Home Health & Hospice Week

Therapy:

THERAPY REBILLING TO BECOME SIMPLER

Regional home health intermediaries appear to be coming around to an easier way of billing for therapy when it unexpectedly exceeds the 10-visit threshold under the prospective payment system.

If agencies have submitted a request for anticipated payment but no final bill, they must cancel the RAP, submit a new one with the therapy upgrade, and continue normally, RHHI Palmetto GBA says in a March 3 question-and-answer document with its 12-state home health coalition. "Canceling the RAP is necessary ... because Medicare systems require the earliest dated HIPPS code on a claim to match the HIPPS code submitted on the RAP," the Centers for Medicare & Medicaid Services explains in a clarification to Palmetto.

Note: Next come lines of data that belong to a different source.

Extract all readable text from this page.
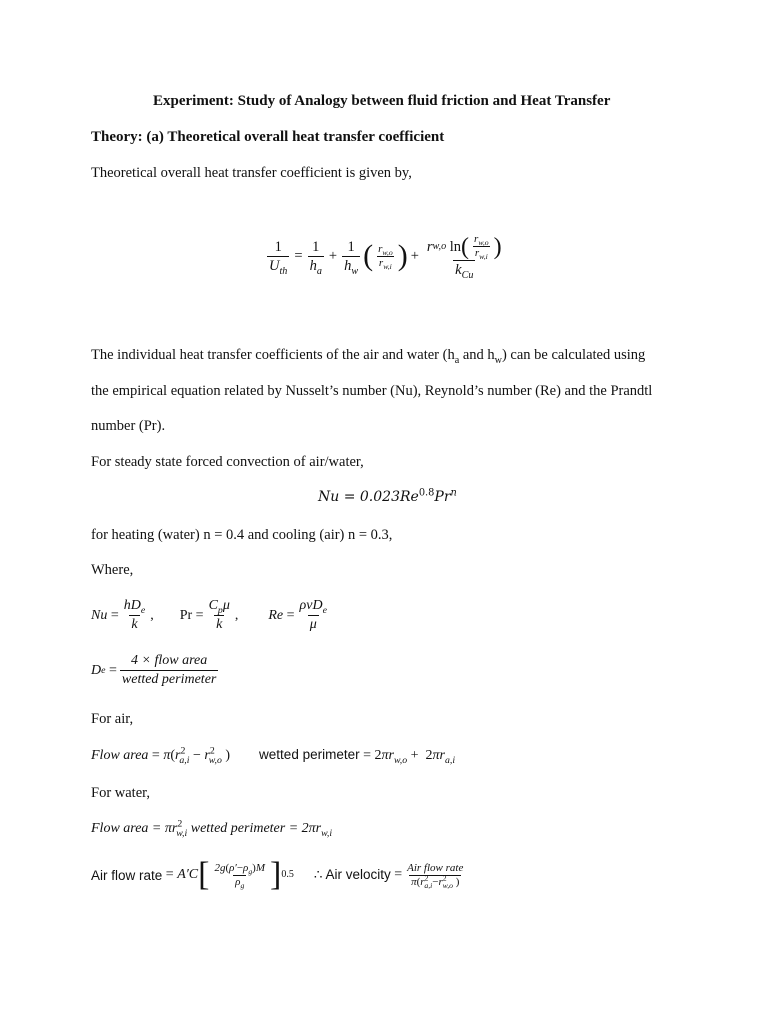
Experiment: Study of Analogy between fluid friction and Heat Transfer
Theory: (a) Theoretical overall heat transfer coefficient
Theoretical overall heat transfer coefficient is given by,
$\frac{1}{U_{th}} = \frac{1}{h_a} + \frac{1}{h_w}$ ( $\frac{r_{w,o}}{r_{w,i}}$ ) +
r w,o ln ( $\frac{r_{w,o}}{r_{w,i}}$ )
$k_{Cu}$
The individual heat transfer coefficients of the air and water ($h_a$ and $h_w$) can be calculated using
the empirical equation related by Nusselt’s number (Nu), Reynold’s number (Re) and the Prandtl
number (Pr).
For steady state forced convection of air/water,
$Nu = 0.023Re^{0.8}Pr^n$
for heating (water) n = 0.4 and cooling (air) n = 0.3,
Where,
$Nu = \frac{hD_e}{k}$ , $Pr = \frac{C_p\mu}{k}$ , $Re = \frac{\rho vD_e}{\mu}$
D $e = \frac{\text{4 × flow area}}{\text{wetted perimeter}}$
For air,
Flow area = $\pi(r^2_{a,i} - r^2_{w,o}$ )  wetted perimeter = $2\pi r_{w,o} + 2\pi r_{a,i}$
For water,
Flow area = $\pi r^2_{w,i}$ wetted perimeter = $2\pi r_{w,i}$
Air flow rate = A′C [ $\frac{2g(\rho'-\rho_g)M}{\rho_g}$ ] 0.5 ∴ Air velocity = $\frac{\text{Air flow rate}}{\pi(r^2_{a,i}-r^2_{w,o} )}$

If the claim already has been paid, then an HHA simply can submit an adjustment claim to change the HIPPS code, says the Q&A, posted to Palmetto's Web site late last month. Rebilling at the higher therapy rate gains about $2,000 per episode.

These instructions confirm that HHAs won't need to file a significant change in condition when they unexpectedly provide more than 10 therapy visits to a patient, says Lynn Olson with Corpus Christi, TX-based billing company Astrid Medical Services. "It's much easier" to adjust or cancel and rebill claims "than to deal with SCICs," Olson judges. When only a RAP has been submitted, "you can just do a clean new episode," he cheers.

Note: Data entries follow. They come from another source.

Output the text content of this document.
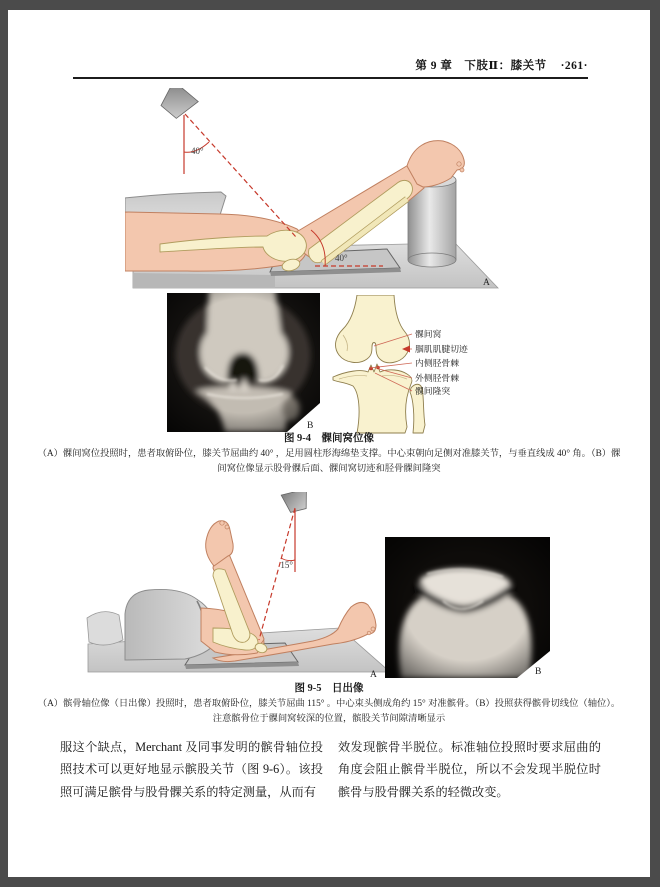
第 9 章　下肢Ⅱ：膝关节 ·261·
40°
40°
A
B
髁间窝
腘肌肌腱切迹
内侧胫骨棘
外侧胫骨棘
髁间隆突
图 9-4　髁间窝位像
（A）髁间窝位投照时，患者取俯卧位，膝关节屈曲约 40° ，足用圆柱形海绵垫支撑。中心束朝向足侧对准膝关节，与垂直线成 40° 角。（B）髁
间窝位像显示股骨髁后面、髁间窝切迹和胫骨髁间隆突
15°
A	B
图 9-5　日出像
（A）髌骨轴位像（日出像）投照时，患者取俯卧位，膝关节屈曲 115° 。中心束头侧成角约 15° 对准髌骨。（B）投照获得髌骨切线位（轴位）。
注意髌骨位于髁间窝较深的位置，髌股关节间隙清晰显示
服这个缺点，Merchant 及同事发明的髌骨轴位投照技术可以更好地显示髌股关节（图 9-6）。该投照可满足髌骨与股骨髁关系的特定测量，从而有
效发现髌骨半脱位。标准轴位投照时要求屈曲的角度会阻止髌骨半脱位，所以不会发现半脱位时髌骨与股骨髁关系的轻微改变。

CMS notes that not all RHHIs shared "this understanding" when first contacted, but by now they should be clued in.

Agencies shouldn't forget about their OASIS obligations when therapy changes, reminds consultant Pat Sevast with American Express Tax & Business Services in Timonium, MD. CMS tells providers to make a note in the patient's record of the change and to correct MO825 on the original OASIS assessment, Palmetto notes. "Agencies can make this non-key field change to their files and retransmit the corrected assessment," CMS says.

Other topics covered in the Q&A include:

  • PEPs. Providers should start seeing recoupments for partial episode payment adjustments any day now since the automatic adjustments are scheduled for April, the RHHI says. The long-awaited recoupments first announced in January 2002 will take back money for claims that should have been PEP'd in the first few years of PPS (see Eli's HCW, Vol. XI, No. 5, p. 39).

  • Psych nurse credentials. Despite Cahaba GBA's abandonment of special psych credentials for nurses providing psychiatric home care, Palmetto says it plans to stick with its similar requirements (see Eli's HCW, Vol. XI, No. 38, p. 309).